The physical identity is assigned a role.
It serves.
It does not rule.
It does not co-govern.
It serves.
Becoming Less So the Higher Identity Becomes More
This same pattern appears again in the New Testament.
John the Baptist says:
John 3:30 (NIV)
He must become greater; I must become less.
Not slightly less.
Not partially reduced.
Less.
In spiritual identity terms:
The ego identity decreases.
The higher identity increases.
The Full Diminishing of the Outer Identity
In this framework, the physical identity does not share control.
It becomes diminished.
Not physically destroyed.
But stripped of authority.
It no longer directs.
It no longer leads.
It no longer defines reality.
It becomes an instrument.
When Esau is fully diminished, Jacob stands alone in authority.
The inner identity becomes the sole author of life experience.
The physical identity does not control anything.

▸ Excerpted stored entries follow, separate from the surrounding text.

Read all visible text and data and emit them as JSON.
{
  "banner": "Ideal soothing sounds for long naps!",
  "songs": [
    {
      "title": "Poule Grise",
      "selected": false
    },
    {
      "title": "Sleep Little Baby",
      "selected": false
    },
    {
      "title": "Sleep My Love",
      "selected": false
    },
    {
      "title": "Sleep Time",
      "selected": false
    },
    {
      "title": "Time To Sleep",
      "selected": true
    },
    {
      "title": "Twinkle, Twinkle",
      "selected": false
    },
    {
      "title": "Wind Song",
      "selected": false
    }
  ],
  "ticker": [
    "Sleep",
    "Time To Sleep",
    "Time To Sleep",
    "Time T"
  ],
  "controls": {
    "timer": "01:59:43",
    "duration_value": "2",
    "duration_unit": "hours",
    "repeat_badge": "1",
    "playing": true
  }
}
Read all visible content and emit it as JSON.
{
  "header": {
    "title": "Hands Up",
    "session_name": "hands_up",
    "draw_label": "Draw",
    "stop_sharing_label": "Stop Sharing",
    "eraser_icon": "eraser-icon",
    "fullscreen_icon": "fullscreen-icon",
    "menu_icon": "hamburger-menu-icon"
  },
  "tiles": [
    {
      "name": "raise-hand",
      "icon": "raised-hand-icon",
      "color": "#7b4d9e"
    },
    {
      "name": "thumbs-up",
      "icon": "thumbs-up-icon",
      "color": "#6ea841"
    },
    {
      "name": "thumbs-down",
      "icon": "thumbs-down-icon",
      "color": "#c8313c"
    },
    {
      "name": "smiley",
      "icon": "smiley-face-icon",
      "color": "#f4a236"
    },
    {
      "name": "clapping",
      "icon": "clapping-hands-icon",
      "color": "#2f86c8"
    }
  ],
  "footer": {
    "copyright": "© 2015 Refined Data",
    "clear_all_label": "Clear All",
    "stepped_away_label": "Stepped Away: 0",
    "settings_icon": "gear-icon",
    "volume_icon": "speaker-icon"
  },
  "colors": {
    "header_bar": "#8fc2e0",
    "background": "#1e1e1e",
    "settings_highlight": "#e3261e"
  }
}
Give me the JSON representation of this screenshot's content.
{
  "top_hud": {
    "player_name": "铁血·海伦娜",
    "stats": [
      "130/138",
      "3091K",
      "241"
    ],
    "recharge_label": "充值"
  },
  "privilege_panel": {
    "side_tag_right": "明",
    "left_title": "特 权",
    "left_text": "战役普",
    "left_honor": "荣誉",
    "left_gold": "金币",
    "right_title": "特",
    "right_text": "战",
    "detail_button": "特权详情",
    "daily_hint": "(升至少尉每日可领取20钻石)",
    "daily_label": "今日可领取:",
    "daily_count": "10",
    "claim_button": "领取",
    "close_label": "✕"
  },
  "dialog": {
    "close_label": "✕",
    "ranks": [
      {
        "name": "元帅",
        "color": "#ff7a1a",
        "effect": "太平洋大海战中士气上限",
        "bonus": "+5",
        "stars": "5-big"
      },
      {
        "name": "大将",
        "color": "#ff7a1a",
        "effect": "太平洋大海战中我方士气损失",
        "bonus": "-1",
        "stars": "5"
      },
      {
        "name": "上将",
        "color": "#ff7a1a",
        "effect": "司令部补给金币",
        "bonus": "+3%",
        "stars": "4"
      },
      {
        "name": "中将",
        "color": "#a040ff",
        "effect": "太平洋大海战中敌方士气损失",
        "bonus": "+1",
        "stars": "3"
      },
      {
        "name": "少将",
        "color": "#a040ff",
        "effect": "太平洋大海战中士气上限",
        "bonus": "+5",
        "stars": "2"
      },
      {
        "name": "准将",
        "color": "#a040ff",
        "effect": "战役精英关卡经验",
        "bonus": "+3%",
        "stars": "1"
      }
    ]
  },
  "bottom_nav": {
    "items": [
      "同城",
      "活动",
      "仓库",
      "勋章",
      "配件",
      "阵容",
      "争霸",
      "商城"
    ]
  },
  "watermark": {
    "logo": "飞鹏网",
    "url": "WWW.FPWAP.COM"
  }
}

It becomes expression only.
Jacob holds power.
Why This Teaching Still Hits
Neville was not teaching motivation.
He was teaching identity replacement.
Not improve the old self.
Become the new self internally first.
The Glow Edit Takeaway
In this interpretation, spiritual transformation is not negotiation.
It is replacement.
The outer identity steps aside.
The inner identity assumes full authority.
Less Esau.
More Jacob.
Until eventually, only Jacob is directing the life being lived.